Alternative Data: the value of companies data in credit risk assessment

Insights 26 March 2019

Data quality

One of the main problems with credit risk analysis is the lack of data for the creditworthiness assessment.

It may sound curious, in a world overwhelmed by data; in fact, the issue is related to the data quality rather than quantity.

Most of the assessment models are based on companies’ public balance sheet data, forgetting the main source of information: the company itself.

Companies internal data (from clients’ payment behavior to the information included in private documents) are a unique and updated source of information and allow to forecast scenarios not yet highlighted by the market trends and to identify in advance risky factors.

Yet, in order to exploit them, you need a proper risk analysis model, able to integrate data from different sources and to provide reliable outcomes.

Dataset

The acquisition of a proper dataset is the first step in the implementation of a credit risk assessment model.

When choosing data sources, the following considerations should be taken into account:

  • the model should be able to distinguish between healthy and defaulted companies: the dataset should then include data on companies no longer in business;
  • the model should provide the risk profile of any company, without geographical limits and regardless of the business sector;
  • the model should have excellent forecasting capabilities and be able to identify in advance risky companies.

As they provide a huge amount of public data, data providers are the first source of Big Data and allow to set up a good starting dataset. Yet, does a model built on Big Data meet the above-mentioned requirements? Unfortunately, not.

As wide-ranging as these databases may be, they can’t cover all the countries in the same way. For instance, in Italy partnerships are not required to disclose the financial statement, while in other countries, including Netherlands, companies are required to publish only some specific data. Due to this information gap, it is not possible to implement a credit risk assessment model with a global approach based on Big Data only.

Alternative Data

That’s why it is so important to include Alternative Data in the model.

Alternative Data can be defined as the data provided by non-traditional sources. They can be classified as follows:

  • data produced by individuals’ online activities, like social media insights and search engines analytics;
  • data generated by sensors, like satellite and geolocation data;
  • data generated through business process, like transaction data or data provided by companies’ internal software and databases.

Alternative Data tends to be unstructured, i.e. they are broadcasted in a non-numerical format (like images and text).

In order to exploit them, is therefore necessary to:

  1. develop a model capable of integrating both structured and unstructured data;
  2. develop an analysis framework able to integrate data both from traditional sources and form “alternative” ones.

The assessment model

Since Alternative Data are typically unstructured, they can’t be analyzed with standard analysis tools, but only with Artificial Intelligence and deep-learning neural networks.

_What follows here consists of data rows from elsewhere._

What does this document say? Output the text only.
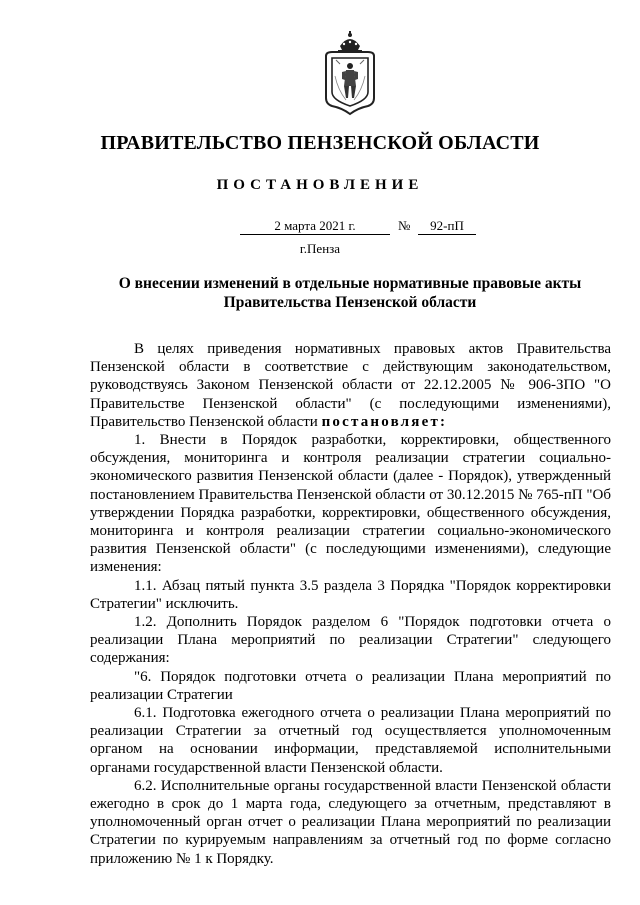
ПРАВИТЕЛЬСТВО ПЕНЗЕНСКОЙ ОБЛАСТИ
ПОСТАНОВЛЕНИЕ
2 марта 2021 г.	№	92-пП
г.Пенза
О внесении изменений в отдельные нормативные правовые акты
Правительства Пензенской области

В целях приведения нормативных правовых актов Правительства Пензенской области в соответствие с действующим законодательством, руководствуясь Законом Пензенской области от 22.12.2005 № 906-ЗПО "О Правительстве Пензенской области" (с последующими изменениями), Правительство Пензенской области постановляет:

1. Внести в Порядок разработки, корректировки, общественного обсуждения, мониторинга и контроля реализации стратегии социально-экономического развития Пензенской области (далее - Порядок), утвержденный постановлением Правительства Пензенской области от 30.12.2015 № 765-пП "Об утверждении Порядка разработки, корректировки, общественного обсуждения, мониторинга и контроля реализации стратегии социально-экономического развития Пензенской области" (с последующими изменениями), следующие изменения:

1.1. Абзац пятый пункта 3.5 раздела 3 Порядка "Порядок корректировки Стратегии" исключить.

1.2. Дополнить Порядок разделом 6 "Порядок подготовки отчета о реализации Плана мероприятий по реализации Стратегии" следующего содержания:

"6. Порядок подготовки отчета о реализации Плана мероприятий по реализации Стратегии

6.1. Подготовка ежегодного отчета о реализации Плана мероприятий по реализации Стратегии за отчетный год осуществляется уполномоченным органом на основании информации, представляемой исполнительными органами государственной власти Пензенской области.

6.2. Исполнительные органы государственной власти Пензенской области ежегодно в срок до 1 марта года, следующего за отчетным, представляют в уполномоченный орган отчет о реализации Плана мероприятий по реализации Стратегии по курируемым направлениям за отчетный год по форме согласно приложению № 1 к Порядку.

This approach is the same used by the creditworthiness assessment model MORE (Multi Objective Rating Evaluation), which elaborates input data, both structured and unstructured, through non-linear networks, integrating them into Game Theory’s multivariate models.

The Game Theory is a mathematical theory that investigates how subjects (players) interact with each other in a strategic environment (game) to maximize their payoff.

MORE analyzes all economic and financial areas (solvency, liquidity, profitability, etc.) of a company and evaluates the best strategic data interaction in order to achieve the Pareto optimal, a measure of efficiency that can be achieved only if no other alternative state would make the situation of any player (here economic and financial area) better off without worsening the situation of another.

The top score is assigned to the companies whose different areas are best balanced and achieve the Pareto optimal.

oplon Risk Platform

As above mentioned, a valid analysis model is just the first step: to include Alternative Data you also need a proper analysis framework able to collect data from different sources.

In order to meet these requirements, we developed oplon Risk Platform, a risk management solution based on MORE that provides the analysis tool used by Credit Rating Agencies to assess the companies’ creditworthiness (credit score, probability of default, sensitivity and cash flow analysis, etc.). Thanks to the integration with MORE, oplon includes in the evaluation process both public data supplied by data providers and companies’ private and internal data, whether structured or unstructured.

The assessment process is organized in analysis steps: first you choose the analysis to be performed, then oplon automatically calculates the company’s MORE Score from the financial statement, which can be downloaded from a data provider or uploaded manually.

In the following analysis steps companies' alternative data can be included as follows:

  • by filling the qualitative questionnaires: some analysis steps include qualitative questionnaires aimed at integrating companies’ internal information, like clients’ payment behavior;
  • by uploading internal files and documents: thanks to Natural Language Processing algorithms, oplon can automatically read and integrate text files or images;
  • by implementing custom models: oplon allows to integrate custom model within the platform, developed independently or upon request. The models can be customized according to the users’ needs; for example, it is possible to request customized pricing models or include data provided by the sensors of 4.0 manufacturing technologies.

All data are integrated into the MORE algorithm, which identifies potential risk factors and automatically updates the company's credit assessment.